Let $a, b$ and $c$ be positive integers with no common factor, i.e., $\gcd(a,b,c) = 1$. Define $a^{\prime} = \gcd(b,c)$, $b^{\prime} = \gcd(c,a)$, $c^{\prime} = \gcd(a,b)$ and $d = a^{\prime} b^{\prime} c^{\prime}$.

The following identity holds: \begin{align} \sum_{i = 0}^{at} \sum_{j = 0}^{\lfloor b(t-i/a) \rfloor} \left \lbrace c \left( t - \frac{i}{a} - \frac{j}{b} \right) \right \rbrace = \tfrac{ab -d }{4} t^{2} + \gamma t \end{align} where $t \in \mathbb{Z}_{\geq 0}$ and \begin{align} \gamma & = a^{\prime} \ \mathfrak{s}(\tfrac{bc}{d},\tfrac{aa^{\prime}}{d}) + b^{\prime} \ \mathfrak{s}(\tfrac{ca}{d},\tfrac{bb^{\prime}}{d}) + c^{\prime} \ \mathfrak{s}(\tfrac{ab}{d}, \tfrac{cc^{\prime}}{d}) + \tfrac{1}{4}(a - a^{\prime} + b - b^{\prime} + c^{\prime} ) - \tfrac{a^{2} b^{2} + c^{2} (c^{\prime})^{2} + d^{2}}{12 a b c}. \end{align} Here, $\mathfrak{s}(p,q) = \tfrac{1}{4q} \sum_{k = 1}^{q-1} \cot(\tfrac{\pi k}{q}) \cot( \tfrac{\pi k p}{q} )$ is the standard Dedekind sum.
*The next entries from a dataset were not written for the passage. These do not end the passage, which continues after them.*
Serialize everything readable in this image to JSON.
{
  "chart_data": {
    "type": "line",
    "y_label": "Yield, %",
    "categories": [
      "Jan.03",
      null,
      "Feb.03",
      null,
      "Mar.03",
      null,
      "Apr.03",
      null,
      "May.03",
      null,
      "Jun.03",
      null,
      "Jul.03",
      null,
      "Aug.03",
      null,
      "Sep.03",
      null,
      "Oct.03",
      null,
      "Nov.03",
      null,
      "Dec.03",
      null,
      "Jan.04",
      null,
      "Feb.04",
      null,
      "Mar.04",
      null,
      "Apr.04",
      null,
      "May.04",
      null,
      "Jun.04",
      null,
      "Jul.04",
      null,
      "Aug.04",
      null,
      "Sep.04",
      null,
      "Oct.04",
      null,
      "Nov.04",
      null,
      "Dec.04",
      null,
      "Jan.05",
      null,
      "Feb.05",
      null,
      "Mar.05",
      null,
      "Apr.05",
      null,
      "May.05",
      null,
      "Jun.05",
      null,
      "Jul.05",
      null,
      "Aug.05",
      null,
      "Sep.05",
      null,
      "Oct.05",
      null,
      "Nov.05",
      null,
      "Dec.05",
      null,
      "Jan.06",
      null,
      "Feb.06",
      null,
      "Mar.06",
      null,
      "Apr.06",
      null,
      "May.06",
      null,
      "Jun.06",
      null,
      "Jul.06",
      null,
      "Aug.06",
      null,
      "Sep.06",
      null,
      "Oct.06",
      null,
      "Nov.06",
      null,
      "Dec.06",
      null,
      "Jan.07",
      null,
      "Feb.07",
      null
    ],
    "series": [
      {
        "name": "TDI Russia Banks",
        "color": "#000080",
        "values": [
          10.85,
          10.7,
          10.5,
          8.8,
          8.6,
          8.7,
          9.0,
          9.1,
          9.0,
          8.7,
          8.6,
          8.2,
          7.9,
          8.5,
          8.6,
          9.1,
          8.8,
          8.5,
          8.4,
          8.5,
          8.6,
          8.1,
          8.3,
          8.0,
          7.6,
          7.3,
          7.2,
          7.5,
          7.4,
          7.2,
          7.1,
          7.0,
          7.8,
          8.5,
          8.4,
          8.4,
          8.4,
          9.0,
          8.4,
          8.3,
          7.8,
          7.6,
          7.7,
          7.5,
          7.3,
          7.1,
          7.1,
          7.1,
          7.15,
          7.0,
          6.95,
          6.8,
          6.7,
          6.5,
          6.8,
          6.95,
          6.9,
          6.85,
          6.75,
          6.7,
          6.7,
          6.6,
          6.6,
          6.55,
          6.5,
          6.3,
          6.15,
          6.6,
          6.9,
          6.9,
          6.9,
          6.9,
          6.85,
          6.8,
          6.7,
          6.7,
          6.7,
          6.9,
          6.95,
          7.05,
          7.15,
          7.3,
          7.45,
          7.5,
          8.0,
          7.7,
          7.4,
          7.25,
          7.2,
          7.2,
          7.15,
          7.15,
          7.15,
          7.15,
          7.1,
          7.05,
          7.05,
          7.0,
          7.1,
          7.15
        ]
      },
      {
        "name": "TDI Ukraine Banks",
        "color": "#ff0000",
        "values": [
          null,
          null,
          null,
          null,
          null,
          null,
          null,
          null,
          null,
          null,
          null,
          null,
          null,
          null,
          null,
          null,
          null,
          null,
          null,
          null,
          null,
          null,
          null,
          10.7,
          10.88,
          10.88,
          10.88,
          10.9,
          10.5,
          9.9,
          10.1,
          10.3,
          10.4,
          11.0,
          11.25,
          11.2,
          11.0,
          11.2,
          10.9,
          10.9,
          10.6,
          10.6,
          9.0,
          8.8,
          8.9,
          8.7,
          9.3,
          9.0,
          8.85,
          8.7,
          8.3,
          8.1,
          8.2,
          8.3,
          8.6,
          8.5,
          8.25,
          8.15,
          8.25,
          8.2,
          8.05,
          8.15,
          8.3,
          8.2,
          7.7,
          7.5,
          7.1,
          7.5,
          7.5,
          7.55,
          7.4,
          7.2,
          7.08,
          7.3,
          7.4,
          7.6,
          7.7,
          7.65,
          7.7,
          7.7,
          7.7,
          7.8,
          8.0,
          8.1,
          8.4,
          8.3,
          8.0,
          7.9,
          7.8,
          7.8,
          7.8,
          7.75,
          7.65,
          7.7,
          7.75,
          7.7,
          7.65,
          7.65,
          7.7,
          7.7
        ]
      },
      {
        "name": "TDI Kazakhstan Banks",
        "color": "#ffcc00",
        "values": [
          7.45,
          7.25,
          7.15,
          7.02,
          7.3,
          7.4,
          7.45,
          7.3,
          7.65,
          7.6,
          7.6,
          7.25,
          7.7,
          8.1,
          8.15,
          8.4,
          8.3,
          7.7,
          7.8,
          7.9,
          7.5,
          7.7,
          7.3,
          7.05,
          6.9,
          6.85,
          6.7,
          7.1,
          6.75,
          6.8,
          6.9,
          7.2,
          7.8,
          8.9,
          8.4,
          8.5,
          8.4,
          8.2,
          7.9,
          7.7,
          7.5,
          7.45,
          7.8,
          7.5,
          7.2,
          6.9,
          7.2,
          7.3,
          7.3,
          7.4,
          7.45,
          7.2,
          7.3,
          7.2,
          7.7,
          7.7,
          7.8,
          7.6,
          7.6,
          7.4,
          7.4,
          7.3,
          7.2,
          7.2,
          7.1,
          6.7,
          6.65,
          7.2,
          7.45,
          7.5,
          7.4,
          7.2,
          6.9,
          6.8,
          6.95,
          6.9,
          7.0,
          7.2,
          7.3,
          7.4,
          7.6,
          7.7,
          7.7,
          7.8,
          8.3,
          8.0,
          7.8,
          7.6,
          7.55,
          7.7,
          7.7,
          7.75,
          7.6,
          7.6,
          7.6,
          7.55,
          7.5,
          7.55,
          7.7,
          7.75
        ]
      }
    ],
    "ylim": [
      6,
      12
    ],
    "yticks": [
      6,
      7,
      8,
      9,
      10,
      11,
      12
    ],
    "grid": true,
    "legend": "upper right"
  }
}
This more general identity simplifies to the identity above (in the post) as well as $$ \sum_{i = 0}^{at} \sum_{j = 0}^{\lfloor t - i/a \rfloor} \left \lbrace c \left( t- \frac{i}{a} - j \right) \right \rbrace = \frac{t(t+1)}{4} (a - \gcd(a,c)), $$ after an application of the Dedekind Sum Reciprocity Law and taking $b = 1$.